Alors qu'il a déjà lâché du lest sur les économies demandées aux collectivités locales, aux retraités et aux entreprises face aux critiques de sa propre majorité, le Premier ministre, confronté à la colère sociale des agriculteurs, des fonctionnaires ou des cheminots, a très peu de marge de manoeuvres.

"L'objectif est d'arriver à un équilibre entre les ambitions des groupes parlementaires et les impératifs de rigueur" budgétaire, répète Matignon, alors que le déficit public est attendu à 6,1% du PIB fin 2024 contre 4,4% prévu initialement.

L'exécutif agite, à destination du RN mais aussi des socialistes, la menace du chaos.

"Celui ou celle qui renversera le gouvernement privera le pays d'un budget et le précipitera dans le désordre et la chienlit", a déclaré le ministre des Affaires étrangères, Jean-Noël Barrot, sur CNews.

"Le pire pour le pouvoir d'achat des Français, ce serait une crise financière", a alerté de son côté sur LCI sa collègue Astrid Panosyan-Bouvet (Travail).

Une question demeure: le RN bluffe-t-il ?

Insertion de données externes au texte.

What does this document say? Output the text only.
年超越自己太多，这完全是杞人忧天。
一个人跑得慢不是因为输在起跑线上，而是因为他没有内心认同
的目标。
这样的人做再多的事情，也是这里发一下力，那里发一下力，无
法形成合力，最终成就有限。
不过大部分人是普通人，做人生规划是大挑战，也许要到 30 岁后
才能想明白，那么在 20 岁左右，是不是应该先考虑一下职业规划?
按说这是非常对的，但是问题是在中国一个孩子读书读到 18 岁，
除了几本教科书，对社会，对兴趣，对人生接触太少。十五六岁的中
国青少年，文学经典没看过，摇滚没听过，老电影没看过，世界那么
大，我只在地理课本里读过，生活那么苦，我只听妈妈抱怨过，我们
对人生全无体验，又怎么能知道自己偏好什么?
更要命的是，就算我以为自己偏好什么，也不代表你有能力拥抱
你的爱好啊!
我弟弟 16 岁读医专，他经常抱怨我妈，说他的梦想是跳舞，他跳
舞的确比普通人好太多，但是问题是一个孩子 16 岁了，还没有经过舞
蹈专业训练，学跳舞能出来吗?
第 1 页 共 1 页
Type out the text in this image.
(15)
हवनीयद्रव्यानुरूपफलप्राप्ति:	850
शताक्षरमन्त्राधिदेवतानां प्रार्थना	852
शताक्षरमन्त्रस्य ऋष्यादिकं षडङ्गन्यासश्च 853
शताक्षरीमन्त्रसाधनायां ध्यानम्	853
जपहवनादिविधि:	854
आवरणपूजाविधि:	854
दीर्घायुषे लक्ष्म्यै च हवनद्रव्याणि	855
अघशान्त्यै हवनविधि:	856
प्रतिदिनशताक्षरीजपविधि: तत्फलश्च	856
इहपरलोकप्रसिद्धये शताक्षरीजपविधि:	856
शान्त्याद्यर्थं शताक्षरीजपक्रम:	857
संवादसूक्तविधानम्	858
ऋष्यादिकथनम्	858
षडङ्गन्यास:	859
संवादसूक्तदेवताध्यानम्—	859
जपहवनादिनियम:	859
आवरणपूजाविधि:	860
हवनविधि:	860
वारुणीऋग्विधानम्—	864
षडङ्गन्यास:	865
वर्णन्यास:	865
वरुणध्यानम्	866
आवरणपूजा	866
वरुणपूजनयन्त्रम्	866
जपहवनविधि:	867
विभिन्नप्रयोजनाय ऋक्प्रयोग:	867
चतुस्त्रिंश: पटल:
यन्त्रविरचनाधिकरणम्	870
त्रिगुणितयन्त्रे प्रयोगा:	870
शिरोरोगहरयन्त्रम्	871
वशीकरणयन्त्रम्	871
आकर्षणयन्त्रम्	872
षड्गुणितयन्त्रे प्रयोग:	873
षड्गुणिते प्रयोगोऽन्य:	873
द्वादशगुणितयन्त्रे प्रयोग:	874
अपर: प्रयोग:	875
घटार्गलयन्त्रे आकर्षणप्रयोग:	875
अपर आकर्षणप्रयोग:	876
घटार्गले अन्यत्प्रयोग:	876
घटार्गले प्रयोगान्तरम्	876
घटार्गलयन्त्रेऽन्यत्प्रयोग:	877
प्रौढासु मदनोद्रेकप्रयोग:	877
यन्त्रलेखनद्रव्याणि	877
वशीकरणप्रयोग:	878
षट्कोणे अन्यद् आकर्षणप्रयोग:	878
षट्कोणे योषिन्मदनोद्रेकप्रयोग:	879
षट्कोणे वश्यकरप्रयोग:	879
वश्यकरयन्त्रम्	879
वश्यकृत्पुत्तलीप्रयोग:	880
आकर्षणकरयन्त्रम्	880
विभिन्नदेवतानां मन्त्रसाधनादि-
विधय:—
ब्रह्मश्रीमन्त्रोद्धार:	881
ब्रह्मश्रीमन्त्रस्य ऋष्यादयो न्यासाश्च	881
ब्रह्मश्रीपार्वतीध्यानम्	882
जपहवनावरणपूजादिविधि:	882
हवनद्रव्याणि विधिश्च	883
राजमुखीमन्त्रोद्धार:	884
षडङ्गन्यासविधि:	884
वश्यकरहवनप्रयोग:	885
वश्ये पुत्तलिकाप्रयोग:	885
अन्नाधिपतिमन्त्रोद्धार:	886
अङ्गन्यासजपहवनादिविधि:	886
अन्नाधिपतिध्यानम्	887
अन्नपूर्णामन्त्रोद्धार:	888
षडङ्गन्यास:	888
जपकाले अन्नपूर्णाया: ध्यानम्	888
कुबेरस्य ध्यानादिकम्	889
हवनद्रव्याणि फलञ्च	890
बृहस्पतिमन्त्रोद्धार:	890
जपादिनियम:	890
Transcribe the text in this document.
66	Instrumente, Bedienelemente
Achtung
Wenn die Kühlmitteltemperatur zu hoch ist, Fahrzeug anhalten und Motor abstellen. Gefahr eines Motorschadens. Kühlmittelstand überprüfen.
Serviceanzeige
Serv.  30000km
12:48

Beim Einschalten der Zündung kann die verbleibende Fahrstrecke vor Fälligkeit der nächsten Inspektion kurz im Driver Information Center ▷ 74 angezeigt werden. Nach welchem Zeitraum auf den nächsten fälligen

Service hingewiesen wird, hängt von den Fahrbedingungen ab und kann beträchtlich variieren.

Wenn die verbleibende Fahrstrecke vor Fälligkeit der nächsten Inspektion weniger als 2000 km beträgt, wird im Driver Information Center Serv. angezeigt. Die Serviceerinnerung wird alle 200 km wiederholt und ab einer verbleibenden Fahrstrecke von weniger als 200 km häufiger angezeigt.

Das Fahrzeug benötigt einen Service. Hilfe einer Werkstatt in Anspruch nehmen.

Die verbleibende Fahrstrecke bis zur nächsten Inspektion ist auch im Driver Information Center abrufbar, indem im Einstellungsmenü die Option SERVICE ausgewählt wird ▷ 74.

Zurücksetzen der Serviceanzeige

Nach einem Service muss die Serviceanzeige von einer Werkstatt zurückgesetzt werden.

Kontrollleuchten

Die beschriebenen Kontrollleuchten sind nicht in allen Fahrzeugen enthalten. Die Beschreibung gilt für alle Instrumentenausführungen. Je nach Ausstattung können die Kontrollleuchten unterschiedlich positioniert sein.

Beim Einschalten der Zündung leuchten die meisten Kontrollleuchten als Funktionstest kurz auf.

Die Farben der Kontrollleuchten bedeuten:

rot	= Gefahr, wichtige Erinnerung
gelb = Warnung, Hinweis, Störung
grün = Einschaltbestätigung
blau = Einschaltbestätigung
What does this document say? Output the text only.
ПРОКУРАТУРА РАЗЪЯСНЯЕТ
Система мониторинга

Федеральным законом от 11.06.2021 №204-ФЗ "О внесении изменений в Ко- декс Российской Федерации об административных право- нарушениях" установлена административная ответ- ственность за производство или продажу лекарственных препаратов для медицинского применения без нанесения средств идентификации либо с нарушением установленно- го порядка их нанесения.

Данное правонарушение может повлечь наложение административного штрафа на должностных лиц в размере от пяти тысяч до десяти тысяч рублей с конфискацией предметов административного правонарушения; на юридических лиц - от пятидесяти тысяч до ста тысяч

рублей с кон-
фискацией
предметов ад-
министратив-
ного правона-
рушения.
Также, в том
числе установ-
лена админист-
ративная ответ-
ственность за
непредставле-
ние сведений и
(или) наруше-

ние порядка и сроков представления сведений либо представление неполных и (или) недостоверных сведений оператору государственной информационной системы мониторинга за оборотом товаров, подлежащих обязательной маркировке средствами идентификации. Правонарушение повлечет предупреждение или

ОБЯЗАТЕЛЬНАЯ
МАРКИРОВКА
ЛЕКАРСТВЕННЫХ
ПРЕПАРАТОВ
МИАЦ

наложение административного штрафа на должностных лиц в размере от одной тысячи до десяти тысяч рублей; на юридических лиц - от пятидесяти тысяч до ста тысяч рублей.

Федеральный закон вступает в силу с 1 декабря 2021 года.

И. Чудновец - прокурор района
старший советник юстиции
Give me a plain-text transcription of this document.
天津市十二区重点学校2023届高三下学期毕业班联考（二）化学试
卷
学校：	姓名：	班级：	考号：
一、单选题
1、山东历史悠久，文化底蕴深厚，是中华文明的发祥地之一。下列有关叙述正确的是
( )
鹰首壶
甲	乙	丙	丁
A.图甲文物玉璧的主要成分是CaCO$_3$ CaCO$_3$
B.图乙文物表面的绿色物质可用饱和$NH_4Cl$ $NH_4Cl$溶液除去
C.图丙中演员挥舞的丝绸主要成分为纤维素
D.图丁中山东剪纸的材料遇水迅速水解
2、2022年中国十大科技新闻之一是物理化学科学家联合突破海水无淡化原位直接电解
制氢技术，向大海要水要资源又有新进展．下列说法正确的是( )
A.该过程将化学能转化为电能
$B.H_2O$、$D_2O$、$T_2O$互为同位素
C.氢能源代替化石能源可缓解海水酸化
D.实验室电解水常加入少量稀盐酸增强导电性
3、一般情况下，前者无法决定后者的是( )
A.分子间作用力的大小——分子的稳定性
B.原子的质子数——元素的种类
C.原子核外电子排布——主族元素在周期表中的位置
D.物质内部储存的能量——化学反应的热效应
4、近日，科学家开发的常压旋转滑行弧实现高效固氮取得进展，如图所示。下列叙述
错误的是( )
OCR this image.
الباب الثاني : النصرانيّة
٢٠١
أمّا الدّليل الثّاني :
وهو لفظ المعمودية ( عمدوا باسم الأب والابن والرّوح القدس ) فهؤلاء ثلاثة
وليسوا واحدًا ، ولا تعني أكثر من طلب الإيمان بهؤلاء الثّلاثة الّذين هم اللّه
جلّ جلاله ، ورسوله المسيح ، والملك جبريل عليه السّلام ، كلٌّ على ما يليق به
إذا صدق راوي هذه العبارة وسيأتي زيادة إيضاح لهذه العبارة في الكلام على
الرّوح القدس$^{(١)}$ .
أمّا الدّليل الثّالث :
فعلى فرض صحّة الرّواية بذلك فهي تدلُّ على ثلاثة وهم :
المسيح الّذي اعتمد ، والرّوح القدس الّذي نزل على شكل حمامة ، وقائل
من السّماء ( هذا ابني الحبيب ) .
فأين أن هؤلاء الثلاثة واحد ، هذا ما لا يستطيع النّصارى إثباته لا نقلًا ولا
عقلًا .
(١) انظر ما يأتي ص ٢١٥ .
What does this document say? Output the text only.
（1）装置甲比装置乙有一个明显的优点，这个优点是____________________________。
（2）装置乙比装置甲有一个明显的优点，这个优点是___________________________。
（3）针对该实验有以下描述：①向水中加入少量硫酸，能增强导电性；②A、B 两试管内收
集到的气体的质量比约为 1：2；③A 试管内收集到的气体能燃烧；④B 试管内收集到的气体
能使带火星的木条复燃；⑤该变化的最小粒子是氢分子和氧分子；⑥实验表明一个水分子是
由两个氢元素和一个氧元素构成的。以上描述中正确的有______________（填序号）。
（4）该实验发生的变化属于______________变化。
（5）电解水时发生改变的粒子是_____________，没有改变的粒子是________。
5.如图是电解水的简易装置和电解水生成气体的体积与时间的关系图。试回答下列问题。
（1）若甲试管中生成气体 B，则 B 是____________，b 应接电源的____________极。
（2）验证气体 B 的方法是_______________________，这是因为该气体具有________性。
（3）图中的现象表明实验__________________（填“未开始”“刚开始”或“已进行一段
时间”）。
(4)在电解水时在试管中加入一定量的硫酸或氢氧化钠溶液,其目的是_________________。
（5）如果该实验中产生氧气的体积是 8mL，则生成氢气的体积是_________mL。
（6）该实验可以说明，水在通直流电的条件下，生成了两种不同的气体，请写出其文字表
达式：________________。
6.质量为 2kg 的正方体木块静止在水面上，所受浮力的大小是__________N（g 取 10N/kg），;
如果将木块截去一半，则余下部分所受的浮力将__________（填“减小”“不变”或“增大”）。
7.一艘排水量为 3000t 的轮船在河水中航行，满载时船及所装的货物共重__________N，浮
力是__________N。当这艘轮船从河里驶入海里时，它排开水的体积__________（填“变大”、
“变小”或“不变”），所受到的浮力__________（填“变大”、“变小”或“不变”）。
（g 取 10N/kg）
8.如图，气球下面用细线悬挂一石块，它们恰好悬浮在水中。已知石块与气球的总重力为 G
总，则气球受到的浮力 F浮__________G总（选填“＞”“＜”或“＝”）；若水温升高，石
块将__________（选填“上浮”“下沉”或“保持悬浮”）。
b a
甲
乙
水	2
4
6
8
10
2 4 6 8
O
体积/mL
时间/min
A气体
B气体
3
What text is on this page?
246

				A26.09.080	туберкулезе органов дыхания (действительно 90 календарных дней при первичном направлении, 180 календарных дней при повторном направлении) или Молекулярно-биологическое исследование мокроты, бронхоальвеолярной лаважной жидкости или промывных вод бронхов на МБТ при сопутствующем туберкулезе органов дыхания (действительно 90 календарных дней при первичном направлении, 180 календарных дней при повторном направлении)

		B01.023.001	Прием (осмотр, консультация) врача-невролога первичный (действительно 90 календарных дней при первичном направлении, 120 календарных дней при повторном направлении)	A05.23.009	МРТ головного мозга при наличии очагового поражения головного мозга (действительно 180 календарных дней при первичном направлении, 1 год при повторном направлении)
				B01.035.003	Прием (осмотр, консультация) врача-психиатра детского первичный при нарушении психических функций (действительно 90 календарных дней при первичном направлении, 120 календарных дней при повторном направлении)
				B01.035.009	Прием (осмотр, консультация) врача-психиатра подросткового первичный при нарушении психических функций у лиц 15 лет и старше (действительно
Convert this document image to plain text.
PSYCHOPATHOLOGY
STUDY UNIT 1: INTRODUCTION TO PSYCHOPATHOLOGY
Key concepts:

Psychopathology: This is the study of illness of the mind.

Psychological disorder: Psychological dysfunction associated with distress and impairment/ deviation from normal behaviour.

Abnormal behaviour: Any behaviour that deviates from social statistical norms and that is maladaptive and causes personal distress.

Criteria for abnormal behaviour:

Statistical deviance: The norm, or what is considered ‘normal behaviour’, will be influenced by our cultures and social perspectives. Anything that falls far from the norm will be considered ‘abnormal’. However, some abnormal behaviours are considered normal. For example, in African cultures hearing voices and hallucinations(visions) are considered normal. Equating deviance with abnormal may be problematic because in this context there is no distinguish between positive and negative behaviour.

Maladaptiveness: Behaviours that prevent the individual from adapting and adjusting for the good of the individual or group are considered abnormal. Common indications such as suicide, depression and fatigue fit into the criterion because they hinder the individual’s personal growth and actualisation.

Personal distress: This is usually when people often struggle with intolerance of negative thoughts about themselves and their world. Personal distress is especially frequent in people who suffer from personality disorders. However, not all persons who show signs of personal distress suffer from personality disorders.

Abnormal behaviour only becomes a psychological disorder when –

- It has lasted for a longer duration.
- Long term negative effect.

"Si le gouvernement tombe, il faudra attendre juin pour qu'il y ait des élections législatives parce qu'il ne peut pas y avoir de dissolution pour le moment!", a semblé nuancer le porte-parole du RN Julien Audoul.

Dans tous les cas, ce jeu de poker menteur risque de durer jusque la veille de Noël, lorsque l'Assemblée nationale aura à se prononcer définitivement sur le projet de budget 2025 de l'Etat.

Le RN n'entend, en effet, pas déposer ou voter de motion de censure sur les deux autres textes (fin de gestion de 2024 et projet de budget de la Sécurité sociale) qui pourraient être adoptés par 49.3 avant.